Let $z=e^{xi}$, then the integral is transformed to a contour integration with a unit circle in anti-clockwise direction.
\begin{aligned} I&=\operatorname{Re} \oint_{|z |=1}\frac{z^3}{5-\frac{4}{2}\left(z+\frac{1}{z}\right)} \cdot \frac{d z}{i z}\\ & = \operatorname{Re}\left(\frac{-1}{i} \oint_{|z |=1} \frac{z^3}{(2 z-1)(z-2)} d z\right) \\ & =\operatorname{Re}\left(-2 \pi\left(\frac{1}{2} \cdot \frac{\frac{1}{8}}{-\frac{3}{2}}\right)\right) \\ & =\frac{\pi}{12} \end{aligned}
Real Method
$\begin{aligned} \displaystyle \int_{0}^{2 \pi} {\frac{\cos(3 x)}{5 - 4 \cos(x)}} dx & = \int_{0}^{2 \pi} {\frac{4 \cos^{3}(x) - 3 \cos(x)}{5 - 4 \cos(x)}} dx \\ &= \int _ { 0 } ^ { 2 \pi } \left[ - \cos ^ { 2 } x - \frac { 5 } { 4 } \cos x - \frac { 13 } { 16 } + \frac { 65 } { 16 ( 5 - 4 \cos x ) } \right] d x\\ & = \left[ - \frac { x } { 2 } - \frac { \sin 2 x } { 4 } - \frac { 5 } { 4 } \sin x - \frac { 13 } { 16 } x \right] _ { 0 } ^ { 2 \pi } +\frac { 65 } { 16 } \int _ { 0 } ^ { 2 \pi } \frac { d x } { 5 - 4 \cos x }\\&= - \frac { 21 \pi } { 8 } + \frac { 65 } { 16 } \int _ { 0 } ^ { 2 \pi } \frac { d x } { 5 - 4 \cos x } \end{aligned} \tag*{} $ $\displaystyle \textrm{Let }t=\tan \frac{x}{2}, \textrm{ then }d t = \frac { 1 } { 2 } ( 1 + t ^ { 2 } ) d x$ $\displaystyle \begin{aligned} \int _ { 0 } ^ { 2 \pi } \frac { d x } { 5 - 4 \cos x } & =2 \int _ { 0 } ^ { \pi } \frac { d x } { 5 - 4 \cos x } \\ &=2 \int_0^{\infty} \frac{1}{5-4 \cdot \frac{1-t^2}{1+t^2}} \cdot \frac{2 d t}{1+t^2}\\& = 4 \int _ { 0 } ^ { \infty } \frac { d t } { ( 3 t ) ^ { 2 } + 1 } \\&= \frac { 4 } { 3 }\left [ \tan ^ { - 1 } ( 3 t )\right ] _ { 0 } ^ { \infty } \\ &= \frac { 4 } { 3 } \cdot \frac { \pi } { 2 } \\ &= \frac { \pi } { 6 } \end{aligned} \tag*{} $ $\displaystyle \therefore I = - \frac { 21 \pi } { 8 } + \frac { 65 } { 16 } \cdot \frac { 2 \pi } { 3 }=\boxed{\frac{\pi }{12}} \tag*{} $
You are on the right track.
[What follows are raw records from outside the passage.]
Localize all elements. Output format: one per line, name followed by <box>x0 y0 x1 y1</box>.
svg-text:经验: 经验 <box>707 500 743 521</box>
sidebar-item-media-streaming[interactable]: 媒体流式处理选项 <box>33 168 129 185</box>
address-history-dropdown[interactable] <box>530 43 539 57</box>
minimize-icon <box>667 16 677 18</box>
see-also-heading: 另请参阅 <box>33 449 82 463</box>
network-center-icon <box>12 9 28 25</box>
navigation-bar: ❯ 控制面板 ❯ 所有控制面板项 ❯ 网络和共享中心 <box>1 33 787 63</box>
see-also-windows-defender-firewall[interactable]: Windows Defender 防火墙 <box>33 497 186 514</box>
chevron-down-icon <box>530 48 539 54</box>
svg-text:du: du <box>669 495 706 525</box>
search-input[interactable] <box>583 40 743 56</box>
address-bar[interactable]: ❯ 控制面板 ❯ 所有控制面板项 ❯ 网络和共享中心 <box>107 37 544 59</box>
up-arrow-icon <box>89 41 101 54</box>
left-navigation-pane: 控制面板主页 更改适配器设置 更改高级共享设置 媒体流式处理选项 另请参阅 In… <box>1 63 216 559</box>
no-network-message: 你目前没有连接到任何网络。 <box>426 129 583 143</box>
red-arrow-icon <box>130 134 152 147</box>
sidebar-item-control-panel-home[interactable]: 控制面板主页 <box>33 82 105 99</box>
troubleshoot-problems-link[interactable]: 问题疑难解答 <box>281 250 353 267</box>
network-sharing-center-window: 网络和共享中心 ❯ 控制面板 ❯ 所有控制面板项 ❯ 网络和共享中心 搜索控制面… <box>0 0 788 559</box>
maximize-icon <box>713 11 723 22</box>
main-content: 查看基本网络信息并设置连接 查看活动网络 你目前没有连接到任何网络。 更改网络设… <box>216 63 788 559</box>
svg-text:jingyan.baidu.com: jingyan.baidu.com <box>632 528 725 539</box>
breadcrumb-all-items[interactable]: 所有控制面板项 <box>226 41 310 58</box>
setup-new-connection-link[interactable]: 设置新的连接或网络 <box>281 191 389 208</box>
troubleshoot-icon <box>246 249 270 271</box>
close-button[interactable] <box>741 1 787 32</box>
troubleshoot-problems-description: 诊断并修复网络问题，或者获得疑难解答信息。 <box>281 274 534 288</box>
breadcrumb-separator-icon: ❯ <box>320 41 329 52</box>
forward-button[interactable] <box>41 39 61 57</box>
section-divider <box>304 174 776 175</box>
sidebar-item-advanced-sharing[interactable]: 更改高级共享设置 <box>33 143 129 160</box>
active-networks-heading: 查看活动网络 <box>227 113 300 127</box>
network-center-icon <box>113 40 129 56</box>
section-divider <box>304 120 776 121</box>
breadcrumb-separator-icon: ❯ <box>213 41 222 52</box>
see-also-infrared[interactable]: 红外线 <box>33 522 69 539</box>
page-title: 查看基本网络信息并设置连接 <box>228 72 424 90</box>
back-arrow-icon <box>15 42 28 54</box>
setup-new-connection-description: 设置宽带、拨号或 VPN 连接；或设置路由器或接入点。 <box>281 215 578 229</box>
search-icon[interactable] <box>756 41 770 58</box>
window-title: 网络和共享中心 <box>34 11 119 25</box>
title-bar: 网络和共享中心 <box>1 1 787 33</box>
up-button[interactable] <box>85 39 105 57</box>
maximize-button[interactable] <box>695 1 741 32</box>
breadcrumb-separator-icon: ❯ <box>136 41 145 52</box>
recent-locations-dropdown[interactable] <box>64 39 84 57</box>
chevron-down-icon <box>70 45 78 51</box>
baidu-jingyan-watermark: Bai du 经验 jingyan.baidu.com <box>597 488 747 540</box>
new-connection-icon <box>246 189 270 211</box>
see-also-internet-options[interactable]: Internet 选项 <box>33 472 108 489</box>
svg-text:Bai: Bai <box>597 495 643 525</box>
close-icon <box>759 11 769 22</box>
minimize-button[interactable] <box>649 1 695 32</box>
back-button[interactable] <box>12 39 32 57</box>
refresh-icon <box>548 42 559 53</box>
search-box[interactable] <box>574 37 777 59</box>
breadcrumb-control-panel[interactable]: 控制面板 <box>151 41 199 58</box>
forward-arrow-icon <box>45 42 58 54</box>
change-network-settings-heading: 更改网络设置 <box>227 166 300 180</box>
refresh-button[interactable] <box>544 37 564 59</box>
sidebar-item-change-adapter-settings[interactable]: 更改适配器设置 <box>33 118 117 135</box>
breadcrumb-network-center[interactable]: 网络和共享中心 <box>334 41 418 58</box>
Now you should use the Residue theorem and find the residues of the integrand at 0 and at $1/2$ (the poles inside the unit circle. The final result should be $\frac{\pi}{12}$. $$\int_{0}^{2\pi} \frac{\cos 3\theta }{5-4\cos{\theta}}\,d{\theta}= \frac{i}{4}\int_{|z|=1}\frac{z^6+1 }{z^3(z-\frac{1}{2})(z-2)}\,dz=-\frac{\pi}{2}\left(\mbox{Res}(f,0)+\mbox{Res}(f,1/2)\right)$$ where $f$ is the integrand function.